Central Bank governor says short-term liquidity remains a challenge for Islamic banks in country
Total assets and liabilities of Islamic banks in the UAE reached $73.1bn at the end of 2010 but short-term liquidity remained a challenge, according to UAE Central Bank governor Sultan Bin Nasser Al Suwaidi.
He said the number of Islamic banks in the UAE now stood at eight with 260 branches.
Their total assets represented 17 percent of total assets of the banking system in the UAE, said UAE, Al Suwaidi added at a seminar in Dubai, state news agency WAM reported.
"Deposits at Islamic banks are AED198bn ($53.8bn) as at the end of the year 2010, which represents 18.7 percent of total deposits of the banking system," the governor said.
Loans and advances stood at AED169bn, 16.4 percent of total loans and advances of the UAE's banking system.
Al Suwaidi said the growth of assets and liabilities of Islamic banks was 10.9 percent in 2010 which he described as impressive but he added that there were also some challenges that needed addressing.

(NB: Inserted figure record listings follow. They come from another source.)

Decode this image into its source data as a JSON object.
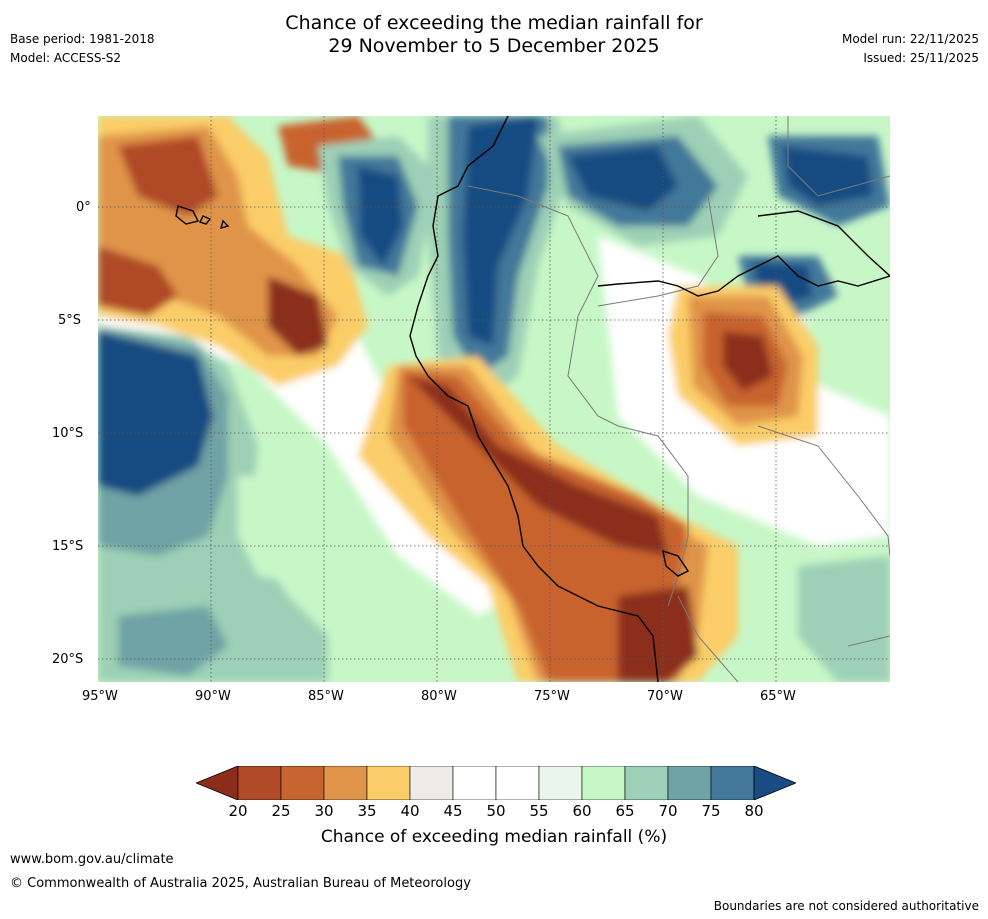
{
  "header": {
    "title_line1": "Chance of exceeding the median rainfall for",
    "title_line2": "29 November to 5 December 2025",
    "base_period": "Base period: 1981-2018",
    "model": "Model: ACCESS-S2",
    "model_run": "Model run: 22/11/2025",
    "issued": "Issued: 25/11/2025"
  },
  "axes": {
    "x_ticks": [
      "95°W",
      "90°W",
      "85°W",
      "80°W",
      "75°W",
      "70°W",
      "65°W"
    ],
    "y_ticks": [
      "0°",
      "5°S",
      "10°S",
      "15°S",
      "20°S"
    ]
  },
  "legend": {
    "ticks": [
      "20",
      "25",
      "30",
      "35",
      "40",
      "45",
      "50",
      "55",
      "60",
      "65",
      "70",
      "75",
      "80"
    ],
    "title": "Chance of exceeding median rainfall (%)",
    "colors": [
      "#8c2d1b",
      "#b04a27",
      "#c8642f",
      "#e0944a",
      "#fbcd68",
      "#ecebe7",
      "#ffffff",
      "#ffffff",
      "#eaf6ea",
      "#c7f7c7",
      "#9dd0b6",
      "#70a3a5",
      "#43789a",
      "#194c82"
    ]
  },
  "footer": {
    "website": "www.bom.gov.au/climate",
    "copyright": "© Commonwealth of Australia 2025, Australian Bureau of Meteorology",
    "disclaimer": "Boundaries are not considered authoritative"
  }
}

The first challenge, he said, was the short-term liquidity management at Islamic banks and other Islamic financial institutions.
"This is not a straight forward issue and has been under discussion between Islamic banks and Central Bank of the UAE for several years before we were able to produce any instrument," he said.
During the fourth quarter of 2010, the UAE Central Bank created an Islamic certificate of deposit, intended to absorb excess liquidity in Islamic banks and allow them to invest such liquidity in dirham in the local market instead of turning abroad to invest in foreign currency.
Al Suwaidi said the initiative now has a balance of AED 12bn.
He said another challenge for Islamic finance was the distinction between profit to shareholders and profit to investors.
"We need a standard formula to calculate profit in an equitable and fair way at all Islamic banks," he said.
He also said that Shari'ah boards of Islamic banks needed to be "better coordinated and harmonised" in a bid to set "credible standards for Islamic banks".